I’ll just leave this here, This is all a result from introspection from a single individual so take this post and everything I say here with a very big grain of salt.
So, I suffer from visual snow and I have always observed some strange behavior from my vision that I could not explain very well but I think now I understand whats going on.
I do suspect visual snow really comes from a thalamocortical dysrhythmia but apparently there’s more, the seemingly random noise people see is not random to me. maybe because my VS is stronger than usual.
Thankfully its not that strong but if I were to exagerate what my “Visual Snow” looks like, it would be something like this, keep in mind that its not black lines but instead some kind of colorless/featureless ghostly “directional” aura that surrounds everything I see, I can only accuratelly describe it as being a very noisy vector field:
My interpretation of if is that the dysrhythmia on my thalamus causes it to not settle into one single reference frame but instead sends its input transformed via a union of reference frames, my cortex regards it as noise and tries to filter it out but some of it still gets to conscious perception.
Those reference frames anchor to salient features automatically and difuse through the topological structure of the sensor array in a way that is stable.

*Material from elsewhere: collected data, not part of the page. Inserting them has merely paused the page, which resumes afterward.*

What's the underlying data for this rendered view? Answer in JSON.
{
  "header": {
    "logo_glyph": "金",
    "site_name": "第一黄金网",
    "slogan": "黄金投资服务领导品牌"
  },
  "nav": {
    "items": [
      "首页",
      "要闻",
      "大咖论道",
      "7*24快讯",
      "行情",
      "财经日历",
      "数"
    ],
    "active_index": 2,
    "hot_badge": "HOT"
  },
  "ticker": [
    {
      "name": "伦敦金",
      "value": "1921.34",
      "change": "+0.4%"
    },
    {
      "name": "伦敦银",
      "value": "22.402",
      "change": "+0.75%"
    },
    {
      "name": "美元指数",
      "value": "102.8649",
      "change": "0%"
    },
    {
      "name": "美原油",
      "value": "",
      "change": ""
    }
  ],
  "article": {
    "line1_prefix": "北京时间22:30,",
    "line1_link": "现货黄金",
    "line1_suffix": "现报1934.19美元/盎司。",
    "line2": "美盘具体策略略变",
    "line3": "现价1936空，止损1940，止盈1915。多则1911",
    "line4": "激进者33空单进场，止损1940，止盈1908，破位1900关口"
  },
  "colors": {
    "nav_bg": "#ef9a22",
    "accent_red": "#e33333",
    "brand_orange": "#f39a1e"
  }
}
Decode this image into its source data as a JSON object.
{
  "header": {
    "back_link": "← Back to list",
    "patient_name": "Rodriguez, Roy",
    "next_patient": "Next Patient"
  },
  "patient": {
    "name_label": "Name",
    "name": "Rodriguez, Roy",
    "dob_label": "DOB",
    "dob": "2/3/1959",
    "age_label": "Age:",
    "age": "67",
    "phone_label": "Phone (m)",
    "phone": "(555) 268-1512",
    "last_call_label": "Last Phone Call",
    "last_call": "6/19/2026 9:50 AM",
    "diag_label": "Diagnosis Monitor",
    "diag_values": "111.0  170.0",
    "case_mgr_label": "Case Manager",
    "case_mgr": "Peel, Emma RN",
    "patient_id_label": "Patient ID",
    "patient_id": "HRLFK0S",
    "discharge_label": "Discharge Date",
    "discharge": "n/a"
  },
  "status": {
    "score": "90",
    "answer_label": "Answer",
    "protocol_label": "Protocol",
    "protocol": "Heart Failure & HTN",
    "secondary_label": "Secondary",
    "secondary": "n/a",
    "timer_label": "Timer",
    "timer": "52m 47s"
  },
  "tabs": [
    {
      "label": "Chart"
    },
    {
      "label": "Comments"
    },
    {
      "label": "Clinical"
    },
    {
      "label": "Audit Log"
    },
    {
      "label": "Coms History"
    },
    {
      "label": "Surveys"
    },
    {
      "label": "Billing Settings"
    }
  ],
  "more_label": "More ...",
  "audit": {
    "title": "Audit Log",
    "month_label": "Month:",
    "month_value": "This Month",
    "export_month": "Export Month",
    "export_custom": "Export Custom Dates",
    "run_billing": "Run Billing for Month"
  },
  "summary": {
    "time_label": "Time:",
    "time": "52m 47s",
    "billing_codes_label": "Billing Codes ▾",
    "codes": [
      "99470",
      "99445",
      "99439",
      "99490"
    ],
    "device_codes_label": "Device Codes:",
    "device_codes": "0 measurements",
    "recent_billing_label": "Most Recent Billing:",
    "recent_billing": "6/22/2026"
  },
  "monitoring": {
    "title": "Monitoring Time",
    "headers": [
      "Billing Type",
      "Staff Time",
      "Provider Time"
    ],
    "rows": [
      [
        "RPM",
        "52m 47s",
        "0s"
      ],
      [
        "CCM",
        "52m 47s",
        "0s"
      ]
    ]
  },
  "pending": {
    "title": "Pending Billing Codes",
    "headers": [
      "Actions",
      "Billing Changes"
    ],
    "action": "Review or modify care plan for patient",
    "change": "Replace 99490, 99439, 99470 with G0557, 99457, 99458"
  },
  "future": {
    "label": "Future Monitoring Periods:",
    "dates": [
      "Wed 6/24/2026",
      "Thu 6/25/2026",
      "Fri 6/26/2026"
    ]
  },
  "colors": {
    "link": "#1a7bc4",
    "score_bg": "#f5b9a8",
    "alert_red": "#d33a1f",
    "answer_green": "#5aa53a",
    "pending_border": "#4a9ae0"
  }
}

At least on my case, it seems this “rerefence field” gets updated about 5 times per second and morphs instantly as I focus my attention on different objects. but my cortex seems to be running at around 7 cycles per second, so the mismatched frequencies interfer and it allows me to perceive the crazy stuff going on under the hood.
I don’t understand your picture… at any given time you only perceive - clearly - a thumb at arm length of the vision field … do you see the snow at the peripheral vision also ?
Are the “snow” lines enclosed in boundaries, sharing same surfaces ?
oops, completelly forgot to blur the edges of the image. i’m not very good at image editing.
The lines dont get enclosed in boundaries, they sometimes follow them sometimes dont but they aways lock their ends at the most prominent elements of what I see and track them, specially corners of rectangles and perspective clues.
I have had visual distortion before a migraine (before the pain starts) is the color/texture of the effect similar to that?
Note: With my migraine, it was locked to a retina location rather than responding to environment
Wow very interesting. I was just thinking yesterday about what it would be like to have thalamocortical disruption, as well as also basal ganglia / striatum / pallidus connectivity issues.
Do you only see these phantoms/distortions in 3D (i.e. if you were actually looking at that kitchen with your eyes) or does it occur in a 2D space too, like just an image or video of a kitchen? Are they more prominent across 3D surfaces vs 3D surfaces depicted in a 2D image/video? If they’re visible on a screen displaying a 3D scene, are they stronger/weaker based on textures (i.e. a plain solid color vs a brick wall vs a stucco wall) ?
I would imagine the disruption is between the higher levels of the visual cortex and their links to the thalamus, though it very well could be the case that there’s disruption between the thalamus and frontal cortex but I’m still trying to develop a sense of what sort of space the frontal cortex operates on - a summarized compressed form of all perception has always been my belief, but maybe just what is being focused on, where attention is focused, i.e. a surrounding room disappears when you’re focused on a video game, and does not get included in the signals being transmitted between the thalamus and frontal cortex, for instance.
The phantoms are in 2d but they seem to latch to 3d structures but I perceive it as 2d in a way. Its more visible on smooth surfaces with no texture such as a sheet of clean paper or an wall.
Its harder to notice it in busy enviroments like a place full of vegetation, though I can still see a theta frequncy oscilation.
i believe its happening at V1 but have no good way of testing that.